La Fonderie des Mémoires
Lire le chapitre 6: The Debt Collector's Call
La pluie battait contre les vitres sales du *Tonnelle d’Étain*, tavernes enfumée nichée dans l’ombre des entrepôts de Southwark. Elias poussa la porte, le cuivre de ses outils tintant contre sa ceinture. L’air sentait le houblon rance et la graisse de machine. Au fond de la salle, sous une lampe à gaz qui crachotait, Sinjin trônait comme un araignée au centre de sa toile.
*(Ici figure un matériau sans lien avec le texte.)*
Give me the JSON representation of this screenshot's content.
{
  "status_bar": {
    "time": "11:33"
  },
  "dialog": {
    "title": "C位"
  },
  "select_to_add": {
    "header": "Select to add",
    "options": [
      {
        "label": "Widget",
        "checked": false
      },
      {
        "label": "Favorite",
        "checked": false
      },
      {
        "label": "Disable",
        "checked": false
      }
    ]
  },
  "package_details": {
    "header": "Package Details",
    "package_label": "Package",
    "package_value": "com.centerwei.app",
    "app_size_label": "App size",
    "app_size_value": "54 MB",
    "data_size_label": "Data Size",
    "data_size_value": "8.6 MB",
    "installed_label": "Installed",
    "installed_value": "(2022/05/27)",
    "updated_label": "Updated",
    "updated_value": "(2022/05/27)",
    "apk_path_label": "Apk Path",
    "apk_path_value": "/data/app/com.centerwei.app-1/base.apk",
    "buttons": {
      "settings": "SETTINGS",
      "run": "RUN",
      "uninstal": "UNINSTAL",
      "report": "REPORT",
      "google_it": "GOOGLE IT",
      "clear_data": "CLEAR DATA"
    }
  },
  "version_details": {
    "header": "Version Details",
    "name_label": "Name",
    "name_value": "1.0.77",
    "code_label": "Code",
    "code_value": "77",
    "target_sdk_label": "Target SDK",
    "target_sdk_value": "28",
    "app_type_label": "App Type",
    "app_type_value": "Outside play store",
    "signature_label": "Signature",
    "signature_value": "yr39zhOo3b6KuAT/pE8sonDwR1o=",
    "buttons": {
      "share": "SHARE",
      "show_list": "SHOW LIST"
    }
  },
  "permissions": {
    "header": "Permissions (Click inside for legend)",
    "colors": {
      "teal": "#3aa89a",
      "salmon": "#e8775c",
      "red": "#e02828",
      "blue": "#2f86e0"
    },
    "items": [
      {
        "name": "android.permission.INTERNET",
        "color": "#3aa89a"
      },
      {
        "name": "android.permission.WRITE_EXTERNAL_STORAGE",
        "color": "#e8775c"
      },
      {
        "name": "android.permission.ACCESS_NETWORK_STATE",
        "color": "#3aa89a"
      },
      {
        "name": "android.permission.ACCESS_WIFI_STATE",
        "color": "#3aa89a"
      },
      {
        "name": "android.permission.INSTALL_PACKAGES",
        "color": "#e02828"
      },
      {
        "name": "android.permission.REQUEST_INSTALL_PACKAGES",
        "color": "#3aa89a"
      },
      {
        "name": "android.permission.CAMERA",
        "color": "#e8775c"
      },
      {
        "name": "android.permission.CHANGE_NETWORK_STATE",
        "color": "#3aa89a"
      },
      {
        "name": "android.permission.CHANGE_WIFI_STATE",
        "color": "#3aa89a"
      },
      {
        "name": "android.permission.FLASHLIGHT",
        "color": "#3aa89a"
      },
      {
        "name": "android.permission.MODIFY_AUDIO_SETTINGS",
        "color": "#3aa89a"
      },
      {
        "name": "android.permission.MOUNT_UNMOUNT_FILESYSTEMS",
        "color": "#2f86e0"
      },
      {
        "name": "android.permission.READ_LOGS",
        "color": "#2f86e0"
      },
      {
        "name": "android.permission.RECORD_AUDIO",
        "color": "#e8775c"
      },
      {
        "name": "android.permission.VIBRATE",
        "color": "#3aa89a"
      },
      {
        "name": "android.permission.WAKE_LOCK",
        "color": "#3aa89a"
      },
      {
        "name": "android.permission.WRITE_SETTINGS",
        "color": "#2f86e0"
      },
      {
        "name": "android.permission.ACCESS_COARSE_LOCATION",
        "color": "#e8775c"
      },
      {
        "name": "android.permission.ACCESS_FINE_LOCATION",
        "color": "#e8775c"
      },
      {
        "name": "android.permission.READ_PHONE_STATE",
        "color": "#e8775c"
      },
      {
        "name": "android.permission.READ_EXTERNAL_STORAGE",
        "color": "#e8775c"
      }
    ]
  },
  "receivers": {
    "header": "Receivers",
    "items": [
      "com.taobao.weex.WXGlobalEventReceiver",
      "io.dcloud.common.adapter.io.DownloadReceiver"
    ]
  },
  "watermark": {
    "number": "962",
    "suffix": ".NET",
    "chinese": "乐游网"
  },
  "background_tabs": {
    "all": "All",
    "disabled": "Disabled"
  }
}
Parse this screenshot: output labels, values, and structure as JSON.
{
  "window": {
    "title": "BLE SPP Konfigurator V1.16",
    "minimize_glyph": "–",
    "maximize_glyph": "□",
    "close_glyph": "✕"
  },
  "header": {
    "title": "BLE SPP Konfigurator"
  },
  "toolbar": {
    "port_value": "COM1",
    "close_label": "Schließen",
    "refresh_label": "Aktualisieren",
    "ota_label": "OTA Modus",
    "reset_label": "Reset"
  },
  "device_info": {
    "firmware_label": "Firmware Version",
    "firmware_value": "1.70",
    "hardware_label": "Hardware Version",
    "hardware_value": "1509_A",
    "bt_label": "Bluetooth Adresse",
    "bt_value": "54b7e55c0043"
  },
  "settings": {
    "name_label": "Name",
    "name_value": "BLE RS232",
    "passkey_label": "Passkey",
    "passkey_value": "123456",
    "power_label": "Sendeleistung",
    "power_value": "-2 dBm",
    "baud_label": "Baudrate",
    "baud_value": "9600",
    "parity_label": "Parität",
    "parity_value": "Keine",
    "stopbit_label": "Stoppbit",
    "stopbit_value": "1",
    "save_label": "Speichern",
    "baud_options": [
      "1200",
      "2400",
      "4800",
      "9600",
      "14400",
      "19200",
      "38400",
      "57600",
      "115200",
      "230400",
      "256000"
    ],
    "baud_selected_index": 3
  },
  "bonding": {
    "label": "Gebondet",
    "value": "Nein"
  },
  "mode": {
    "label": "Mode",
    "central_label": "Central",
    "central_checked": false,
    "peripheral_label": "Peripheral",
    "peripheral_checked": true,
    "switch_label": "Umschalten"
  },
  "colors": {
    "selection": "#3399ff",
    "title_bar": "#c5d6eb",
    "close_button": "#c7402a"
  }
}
« Le mécanicien arrive enfin », dit Sinjin avec un sourire qui ne touchait pas ses yeux. Il portait un manteau noir d’uniforme de la marine marchande, mais ses mains, posées à plat sur la table, étaient des mains de comptable. « J’espérais que tu amènerais la pièce. Au lieu de ça, tu amènes des excuses ? »
Elias s’assit en face, les doigts noués autour d’un sac de toile qu’il déposa sur la table. Il l’ouvrit : une poignée de souverains d’or, l’argent de Wellby, qu’il avait récupéré sous la troisième marche de l’atelier de cuivre. « C’est tout ce que j’ai. Deux cents livres. La dette de mon père, intégralement. »
Sinjin jeta un coup d’œil aux pièces, puis éclata d’un rire sec, pareil à un claquement de fouet. « Deux cents livres. » Il se pencha en avant, sa voix tombant à un murmure graisseux. « Ta dette n’est pas en or, mon garçon. Ta dette, c’est ton génie. Ton père me devait une machine qui aurait mis le Bureau à genoux. Il est mort avant de la terminer. Il a laissé le travail à toi. »
Elias ne cilla pas. Il avait pratiqué ce regard dans le miroir fêlé de son grenier, la mâchoire serrée, le cœur battant comme une bielle dans sa poitrine. « Mon père n’a jamais travaillé pour toi. »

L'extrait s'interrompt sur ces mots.